Daarnaast is door middel van het doorbraakproject Dubbele Diagnose de deskundigheid van medewerkers binnen GGZ-instellingen om cliënten met een psychiatrische aandoening in combinatie met problematisch middelengebruik te behandelen bevorderd, zodat de op basis van de uit de Verenigde Staten overgenomen Integrated Dual Disorder Treatment (IDDT) methodiek ontwikkelde richtlijn Dubbele Diagnose nu op brede schaal wordt toegepast. Verslavingsproblematiek wordt hierdoor beter gesignaleerd en bovendien in samenhang met andere psychiatrische stoornissen behandeld.
Gelet op de getroffen maatregelen, waarbij aangetekend moet worden dat de bijbehorende attitudeverandering en cultuuromslag de nodige tijd vraagt, acht ik aanvullend onderzoek of aanvullende maatregelen op dit moment niet nodig.

Vraag 4

Hoe staat het momenteel met de aanscherping van het drugs- en beveiligingsbeleid in penitentiaire inrichtingen, justitiële jeugdinrichtingen en forensische zorgcentra, mede naar aanleiding van de voorstellen van GGZ- Nederland?

Antwoord 4

Bij brief van 24 oktober 2008 (TK 2008/2009, 31 110, nr.8) bent u door de Staatssecretaris van Justitie geïnformeerd over de uitgangspunten van het beleid inzake drugs tijdens detentie. Dit beleid is 1 januari jl. geïmplementeerd. Inmiddels worden op enkele locaties op indicatie drugshonden ingezet. De bezoekruimten moeten worden aangepast; de implementatie daarvan zal naar verwachting 1 oktober 2010 kunnen worden voltooid. Voorts bent u 18 maart jl. (TK 2008/2009, 31 700 VI, nr.112) geïnformeerd over het beleid inzake middelengebruik in justitiële jeugdinrichtingen. GGZ-Nederland legt momenteel de laatste hand aan een plan van aanpak om het drugsbeleid in de forensisch psychiatrische centra (fpc) te minimaliseren. Bezit en gebruik van alcohol en drugs is verboden en gestreefd wordt naar drugsvrije fpc’s. Ander belangrijk uitgangspunt van het plan van aanpak is dat een verslaving wordt beschouwd als een psychiatrische stoornis. De aanpak van middelengebruik kan daarom niet los worden gezien van de behandeling. Naast de behandelaspecten zal GGZ-Nederland in het plan van aanpak ook ingaan op de mogelijkheden die ter beschikking staan om de aanwezigheid van drugs in de klinieken zoveel mogelijk te voorkomen en om op drugs¬gebruik te controleren.
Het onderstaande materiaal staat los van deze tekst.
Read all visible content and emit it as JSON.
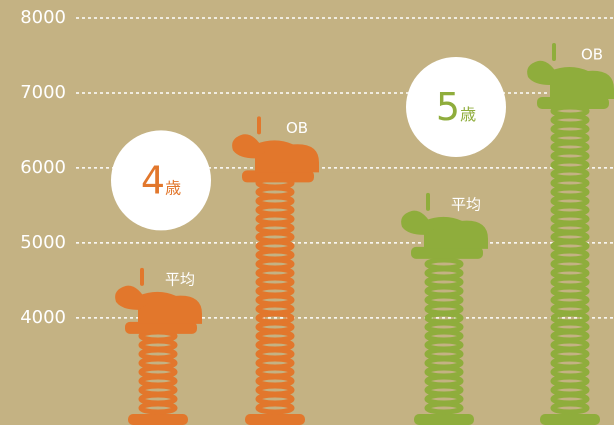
{
  "chart_data": {
    "type": "bar",
    "categories": [
      "4",
      "5"
    ],
    "unit": "歳",
    "colors": [
      "#e2772c",
      "#8fad3c"
    ],
    "series": [
      {
        "name": "平均",
        "values": [
          4240,
          5240
        ]
      },
      {
        "name": "OB",
        "values": [
          6260,
          7240
        ]
      }
    ],
    "ylim": [
      2570,
      8240
    ],
    "yticks": [
      4000,
      5000,
      6000,
      7000,
      8000
    ],
    "grid": true
  }
}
Het definitieve plan van aanpak zal de Staatssecretaris van Justitie uw Kamer als bijlage bij de vijfde voortgangs¬rapportage over het Plan van aanpak tbs doen toekomen.

Vraag 5

Deelt u de opvatting dat in een aantal (forensisch) psychiatrische klinieken en justitiële inrichtingen het drugsbeleid aanscherping behoeft? Wanneer kunnen voorstellen hiertoe tegemoet worden gezien?

Antwoord 5

Zie het antwoord op de vragen 3 en 4.